A todo eso estaba resignado hasta que en los últimos días he tenido que asistir a un repugnante espectáculo, desarrollado esta vez fuera de las canchas y con pantalón largo. No celebro con cohetes la intervención de la OTAN contra Milosevic, pero después de haber seguido el conflicto yugoslavo durante sus largos años sangrientos, soy de los que la juzgan inevitable, aunque también tardía, incompleta y bastante ambigua. Aunque mi simpatía va espontáneamente hacia los albano-kosovares (como antes lo fue hacia los bosnios), entiendo que los serbios, muchos contrarios al dictador que les gobierna, respondan con dolor y rabia a estos bombardeos aliados. Lo que no puede tolerarse es que un grupo de niños mimados cuya única seña de identidad consiste en golpear habilidosamente una bola tenga a su disposición todos los medios, y, más gravemente, los noticieros de la televisión pública, para dar mítines fascistas en un país que interviene en la contienda y donde ellos no dejan de ser unos extranjeros privilegiados.

Me refiero en particular a los telediarios nocturnos de la primera cadena, que siempre veo, y a los comentarios y reportajes del redactor deportivo José Javier Santos el jueves y viernes pasados.

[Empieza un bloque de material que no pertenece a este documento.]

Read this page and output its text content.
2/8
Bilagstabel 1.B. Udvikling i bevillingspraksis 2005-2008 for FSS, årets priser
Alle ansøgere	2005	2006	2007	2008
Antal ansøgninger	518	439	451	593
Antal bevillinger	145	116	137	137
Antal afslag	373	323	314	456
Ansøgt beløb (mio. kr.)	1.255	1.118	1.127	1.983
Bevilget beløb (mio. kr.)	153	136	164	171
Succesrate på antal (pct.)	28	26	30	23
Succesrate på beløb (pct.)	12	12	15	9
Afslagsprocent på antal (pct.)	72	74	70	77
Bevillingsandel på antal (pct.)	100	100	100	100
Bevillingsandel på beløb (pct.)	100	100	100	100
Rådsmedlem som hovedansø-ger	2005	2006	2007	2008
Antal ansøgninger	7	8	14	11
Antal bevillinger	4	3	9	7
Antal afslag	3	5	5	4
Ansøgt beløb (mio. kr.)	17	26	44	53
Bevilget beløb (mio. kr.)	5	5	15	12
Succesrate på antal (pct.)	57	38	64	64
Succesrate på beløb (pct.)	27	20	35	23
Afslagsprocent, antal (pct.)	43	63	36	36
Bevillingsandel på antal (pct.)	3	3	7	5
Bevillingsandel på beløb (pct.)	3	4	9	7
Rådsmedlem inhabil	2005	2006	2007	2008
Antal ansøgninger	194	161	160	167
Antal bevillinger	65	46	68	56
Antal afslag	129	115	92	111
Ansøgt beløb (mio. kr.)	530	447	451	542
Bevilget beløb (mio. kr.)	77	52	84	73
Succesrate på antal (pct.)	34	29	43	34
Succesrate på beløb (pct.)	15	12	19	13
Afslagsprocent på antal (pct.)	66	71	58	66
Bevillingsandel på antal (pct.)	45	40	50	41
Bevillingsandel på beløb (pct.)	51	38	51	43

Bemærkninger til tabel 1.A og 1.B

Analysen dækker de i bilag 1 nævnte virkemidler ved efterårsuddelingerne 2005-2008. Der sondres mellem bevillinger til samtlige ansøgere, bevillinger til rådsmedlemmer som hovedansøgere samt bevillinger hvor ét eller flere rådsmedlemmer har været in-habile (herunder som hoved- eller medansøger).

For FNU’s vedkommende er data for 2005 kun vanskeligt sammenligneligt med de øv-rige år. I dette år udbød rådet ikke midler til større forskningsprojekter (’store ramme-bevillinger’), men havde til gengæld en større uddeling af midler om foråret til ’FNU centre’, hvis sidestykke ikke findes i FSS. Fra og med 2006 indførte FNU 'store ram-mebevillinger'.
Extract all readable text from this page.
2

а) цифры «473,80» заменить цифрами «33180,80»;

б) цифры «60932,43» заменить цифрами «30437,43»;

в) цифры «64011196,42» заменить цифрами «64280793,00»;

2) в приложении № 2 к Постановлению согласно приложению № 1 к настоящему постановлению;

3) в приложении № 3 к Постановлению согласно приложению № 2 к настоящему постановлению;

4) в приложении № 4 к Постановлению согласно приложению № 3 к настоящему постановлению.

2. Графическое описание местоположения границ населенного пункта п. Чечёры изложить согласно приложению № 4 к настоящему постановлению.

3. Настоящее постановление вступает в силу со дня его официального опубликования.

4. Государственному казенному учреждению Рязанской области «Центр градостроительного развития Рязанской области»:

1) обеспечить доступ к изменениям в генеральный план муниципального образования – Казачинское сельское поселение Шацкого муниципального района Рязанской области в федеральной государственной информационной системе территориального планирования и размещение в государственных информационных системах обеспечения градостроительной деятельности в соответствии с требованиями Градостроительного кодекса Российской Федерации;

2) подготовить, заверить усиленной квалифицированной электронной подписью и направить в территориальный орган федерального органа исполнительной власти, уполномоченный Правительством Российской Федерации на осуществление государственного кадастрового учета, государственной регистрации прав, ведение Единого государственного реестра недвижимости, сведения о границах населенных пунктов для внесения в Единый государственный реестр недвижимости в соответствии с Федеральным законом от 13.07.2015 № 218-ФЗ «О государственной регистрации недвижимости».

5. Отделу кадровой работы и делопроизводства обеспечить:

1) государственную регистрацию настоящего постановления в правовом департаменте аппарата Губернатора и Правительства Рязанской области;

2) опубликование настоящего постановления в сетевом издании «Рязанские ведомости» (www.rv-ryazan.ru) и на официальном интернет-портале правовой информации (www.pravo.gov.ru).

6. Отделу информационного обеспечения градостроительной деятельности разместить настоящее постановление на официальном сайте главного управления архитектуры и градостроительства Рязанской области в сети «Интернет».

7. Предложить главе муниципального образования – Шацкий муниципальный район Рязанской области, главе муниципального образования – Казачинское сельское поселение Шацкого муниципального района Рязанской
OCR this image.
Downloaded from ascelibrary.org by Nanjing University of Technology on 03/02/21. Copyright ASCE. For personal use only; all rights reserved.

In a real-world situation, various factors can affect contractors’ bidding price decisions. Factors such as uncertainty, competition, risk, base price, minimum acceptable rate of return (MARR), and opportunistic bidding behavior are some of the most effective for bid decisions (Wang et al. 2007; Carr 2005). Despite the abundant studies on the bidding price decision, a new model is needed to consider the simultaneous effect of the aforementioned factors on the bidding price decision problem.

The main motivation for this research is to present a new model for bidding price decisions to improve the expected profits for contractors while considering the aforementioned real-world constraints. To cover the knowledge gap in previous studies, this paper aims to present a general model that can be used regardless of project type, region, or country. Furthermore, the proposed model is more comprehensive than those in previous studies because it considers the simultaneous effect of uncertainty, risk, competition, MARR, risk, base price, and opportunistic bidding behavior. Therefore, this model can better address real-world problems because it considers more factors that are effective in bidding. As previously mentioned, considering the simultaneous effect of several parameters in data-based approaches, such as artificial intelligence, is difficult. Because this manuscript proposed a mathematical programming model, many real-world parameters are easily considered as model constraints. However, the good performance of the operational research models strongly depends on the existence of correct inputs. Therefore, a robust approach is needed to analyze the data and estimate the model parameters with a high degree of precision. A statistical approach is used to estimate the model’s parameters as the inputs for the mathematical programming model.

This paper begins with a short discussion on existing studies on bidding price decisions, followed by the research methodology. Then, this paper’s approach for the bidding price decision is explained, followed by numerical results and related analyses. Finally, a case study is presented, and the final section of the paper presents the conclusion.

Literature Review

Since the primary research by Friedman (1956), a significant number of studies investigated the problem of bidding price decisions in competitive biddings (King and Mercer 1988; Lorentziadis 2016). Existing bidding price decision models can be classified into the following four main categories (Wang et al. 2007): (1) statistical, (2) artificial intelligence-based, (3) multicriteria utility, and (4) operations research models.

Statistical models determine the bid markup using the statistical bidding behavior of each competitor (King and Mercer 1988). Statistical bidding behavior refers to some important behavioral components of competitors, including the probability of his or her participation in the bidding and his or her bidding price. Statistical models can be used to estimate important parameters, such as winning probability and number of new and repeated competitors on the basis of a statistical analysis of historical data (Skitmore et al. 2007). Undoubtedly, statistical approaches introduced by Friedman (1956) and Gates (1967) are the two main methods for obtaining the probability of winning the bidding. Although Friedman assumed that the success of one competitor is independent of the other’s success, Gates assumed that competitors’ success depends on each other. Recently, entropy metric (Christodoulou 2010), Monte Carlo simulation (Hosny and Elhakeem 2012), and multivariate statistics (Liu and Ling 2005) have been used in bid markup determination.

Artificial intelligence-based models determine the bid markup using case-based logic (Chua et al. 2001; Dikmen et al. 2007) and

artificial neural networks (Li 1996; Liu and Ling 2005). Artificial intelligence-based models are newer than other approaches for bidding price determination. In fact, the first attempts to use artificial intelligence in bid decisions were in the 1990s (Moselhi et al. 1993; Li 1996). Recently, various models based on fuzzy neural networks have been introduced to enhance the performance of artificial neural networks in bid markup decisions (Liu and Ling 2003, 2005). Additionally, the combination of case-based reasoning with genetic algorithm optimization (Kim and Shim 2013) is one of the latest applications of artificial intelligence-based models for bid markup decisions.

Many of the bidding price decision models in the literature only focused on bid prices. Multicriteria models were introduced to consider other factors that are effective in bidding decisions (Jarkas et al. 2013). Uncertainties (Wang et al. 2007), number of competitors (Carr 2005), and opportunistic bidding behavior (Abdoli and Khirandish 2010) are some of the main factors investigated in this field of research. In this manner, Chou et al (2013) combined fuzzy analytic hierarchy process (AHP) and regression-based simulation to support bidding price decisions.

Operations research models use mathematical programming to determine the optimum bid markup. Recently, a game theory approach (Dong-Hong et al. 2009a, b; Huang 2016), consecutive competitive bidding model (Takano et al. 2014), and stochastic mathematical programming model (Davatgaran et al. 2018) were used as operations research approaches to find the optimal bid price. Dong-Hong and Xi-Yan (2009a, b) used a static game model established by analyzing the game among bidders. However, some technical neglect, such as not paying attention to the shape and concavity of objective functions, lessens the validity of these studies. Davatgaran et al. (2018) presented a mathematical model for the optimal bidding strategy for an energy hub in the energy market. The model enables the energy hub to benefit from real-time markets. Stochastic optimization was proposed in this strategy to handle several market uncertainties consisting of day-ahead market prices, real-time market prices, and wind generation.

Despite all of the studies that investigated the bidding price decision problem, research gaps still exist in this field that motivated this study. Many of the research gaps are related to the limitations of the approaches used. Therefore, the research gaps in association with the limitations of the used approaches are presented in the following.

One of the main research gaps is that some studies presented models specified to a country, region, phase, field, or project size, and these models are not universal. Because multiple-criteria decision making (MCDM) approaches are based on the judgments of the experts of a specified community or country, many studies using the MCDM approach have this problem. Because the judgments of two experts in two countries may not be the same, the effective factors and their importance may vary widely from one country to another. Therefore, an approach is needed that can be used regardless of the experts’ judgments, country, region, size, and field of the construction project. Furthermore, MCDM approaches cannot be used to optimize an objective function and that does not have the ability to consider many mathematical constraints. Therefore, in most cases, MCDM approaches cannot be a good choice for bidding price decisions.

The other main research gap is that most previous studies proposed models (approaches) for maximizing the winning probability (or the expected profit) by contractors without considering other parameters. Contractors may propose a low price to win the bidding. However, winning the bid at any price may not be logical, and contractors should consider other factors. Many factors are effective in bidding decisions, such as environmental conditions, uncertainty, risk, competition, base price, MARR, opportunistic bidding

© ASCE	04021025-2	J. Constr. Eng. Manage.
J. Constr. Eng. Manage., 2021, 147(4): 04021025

Antic y su familia se limitaron a una llorona propaganda proserbia, pero el jugador Mijatovic, a quien yo conocía más por sus amoríos célebres que por sus goles, dijo una frase memorable: "Kosovo; eso es nuestro". Ayer, lunes, le vi envuelto en su bandera genocida marchando codo con codo entre los líderes de Izquierda Unida. ¡Qué degeneración del antiguo concepto marxista de los "compañeros de viaje"! Lo peor vino cuando un tal Paunovic, que juega por lo visto en el Mallorca, se dolió -acosado por el fogonazo de los flashes- de los caídos serbios. "Los muertos de ellos no me importan nada", añadió ante la cámara impasible de la televisión estatal.

Parece razonable que esta escuadra hoy militarizada (no sabía que hubiera tanto infiltrado serbio en el fútbol español) luzca un brazalete negro o se niegue a jugar. Como tienen contratos millonarios y la gente les quiere mucho, sus gestos tendrán repercusión. Menos mal que el informativo de la tarde de ayer en Tele5 se acordó de otros futbolistas de Kosovo con mayores motivos para sentirse víctimas; Agim Xhafa, del Novelda, y Stroni, albanés del Ponte Ourense. Pero estos equipos son de Tercera.

No diré que el fútbol sea una aberración, aunque a mí me parezca una pijada insulsa. Lo aberrante es el grado de captación de las voluntades, de secuestro de energías civiles, de amalgama de pasiones bajas, al que ha llegado en muchos países, desde luego en el nuestro. Por eso a casi nadie le escandaliza el liderazgo colaboracionista y criminoide que los Mijatovic y compañía adquieren impunemente en estos días bélicos, mientras nuestros intelectuales, embobados por la filigrana de un saque de esquina inmejorable, permanecen callados como muertos de una guerra que no va con ellos.